Preparación de micelas poliméricas.
micelas DTX-cargado se prepararon mediante diálisis. En primer lugar, 7 mg DTX y copolímero de 50 mg se disolvieron completamente en 2 ml de THF. A continuación 4 ml de solución salina tamponada con fosfato (PBS; 10 mM, pH 7,4 o 10 mM, pH 5,5) se añadió gota a gota a la solución con agitación continua durante una hora. Entonces, THF se eliminó por diálisis frente a PBS (10 mM, pH 7,4 o 10 mM, pH 5,5) durante 24 h usando una bolsa de diálisis de éster de celulosa (MWCO: 7.000 Da). El medio exterior fue sustituido tres veces (2, 6, y 12 horas). Por último, la mezcla se pasó a través de una membrana de 0,45 micras filtro para eliminar cualquier precipitantes.
contenido de carga del fármaco y la eficiencia de encapsulación.

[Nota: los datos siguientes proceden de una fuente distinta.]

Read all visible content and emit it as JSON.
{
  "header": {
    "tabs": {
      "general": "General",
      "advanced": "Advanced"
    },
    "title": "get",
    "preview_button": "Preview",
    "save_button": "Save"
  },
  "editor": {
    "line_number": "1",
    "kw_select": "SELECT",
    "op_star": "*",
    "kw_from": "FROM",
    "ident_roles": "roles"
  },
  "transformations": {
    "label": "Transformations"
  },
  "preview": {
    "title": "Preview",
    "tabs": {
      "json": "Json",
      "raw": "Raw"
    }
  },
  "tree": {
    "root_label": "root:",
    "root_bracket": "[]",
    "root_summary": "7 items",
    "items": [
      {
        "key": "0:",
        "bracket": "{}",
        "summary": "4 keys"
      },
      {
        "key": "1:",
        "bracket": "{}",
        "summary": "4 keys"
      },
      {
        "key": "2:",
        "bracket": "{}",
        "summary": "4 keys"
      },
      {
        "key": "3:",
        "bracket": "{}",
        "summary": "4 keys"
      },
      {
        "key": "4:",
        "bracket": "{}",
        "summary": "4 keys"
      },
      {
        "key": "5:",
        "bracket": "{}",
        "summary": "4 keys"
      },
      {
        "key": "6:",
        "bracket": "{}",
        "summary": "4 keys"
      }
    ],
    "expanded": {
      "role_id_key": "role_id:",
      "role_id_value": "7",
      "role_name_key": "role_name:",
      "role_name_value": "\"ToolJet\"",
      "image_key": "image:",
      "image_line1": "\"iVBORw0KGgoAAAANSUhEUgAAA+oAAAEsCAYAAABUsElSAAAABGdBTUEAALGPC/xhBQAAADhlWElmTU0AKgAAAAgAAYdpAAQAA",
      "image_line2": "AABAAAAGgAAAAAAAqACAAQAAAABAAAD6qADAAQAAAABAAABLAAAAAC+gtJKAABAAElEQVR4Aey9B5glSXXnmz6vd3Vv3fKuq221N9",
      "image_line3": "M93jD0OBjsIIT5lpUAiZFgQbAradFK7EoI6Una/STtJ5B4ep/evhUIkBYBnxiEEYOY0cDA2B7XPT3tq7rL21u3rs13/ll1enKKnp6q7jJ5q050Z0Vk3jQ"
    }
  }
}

Para determinar la eficiencia de contenido de carga del fármaco y la encapsulación, 500 l solución micelar DTX-cargado y 5 ml de THF se transfirió a un matraz aforado de 25 ml, se sometió a ultrasonidos a 180 W durante 10 minutos en un baño de ultrasonidos, y después se diluyó con fase móvil. La concentración en la solución resultante se determinó entonces mediante HPLC. El análisis cromatográfico se realizó utilizando una bomba Hitachi L-2130 y L-2400 un detector UV-Vis Hitachi operado a una longitud de onda de 230 nm, usando una columna Unitaria C18 (5 m, 150 x 4,6 mm). Una fase móvil de acetonitrilo y agua (60/40, v /v) fue seleccionado. La velocidad de flujo fue establecido a 1 ml /min. La respuesta del área de pico frente a la concentración DTX fue lineal en el rango de 0,5-30 g /ml (r
2 = 0,9999).
La eficiencia de contenido de carga del fármaco y la encapsulación se calcula a partir de las siguientes ecuaciones :
mediciones del tamaño de partícula
El tamaño de partícula y la distribución de las micelas se midieron mediante DLS utilizando NICOMP 380 submicron Medidor de partículas (Particle Sizing Systems, Santa Bárbara, CA).. Se utilizó un rayo láser a una longitud de onda de 632,8 nm. El ángulo de dispersión se fijó en 90 ° cuando se llevaron a cabo mediciones.
morfología de superficie.
Las muestras para observación TEM se prepararon mediante la colocación de una gota de solución de muestra (2 mg /ml para el copolímero) en a una rejilla de cobre recubierta con carbono. El exceso de solución se secó con papel de filtro. La rejilla se dejó secar durante 15 minutos. A continuación, las muestras se examinaron utilizando un Hitachi H-600 TEM funciona a un voltaje de aceleración de 100 kV.
in vitro
de lanzamiento.
El
in vitro
DTX cinética de liberación de las soluciones micelares cargadas con fármaco o la inyección DTX (Taxotere, Sanofi-Aventis, París, Francia) que contienen 300 mg DTX se realizaron mediante diálisis por difusión. La solución micelar cargada con fármaco y la solución de fármaco libre fueron colocados en las bolsas de diálisis (MWCO: 14000). Estas bolsas se sumergieron en 15 ml de PBS pH 7,4 (10 mM) o pH 5,5 (10 mM) que contenía 0,5% w /v de Tween 80. Posteriormente, las botellas se colocaron en una incubadora de agitación a una velocidad de agitación de 100 rpm bajo 37 ° C ± 0,5 ° C. Todos los medios de liberación fueron reemplazados con PBS fresco a intervalos predeterminados (1 h, 2 h, 4 h, 8 h, 12 h, 24 h, 36 h, 48 h, 60 h, 72 h, 84 h y 96 h) con el fin para medir la concentración de fármaco. La concentración de DTX se midió por HPLC.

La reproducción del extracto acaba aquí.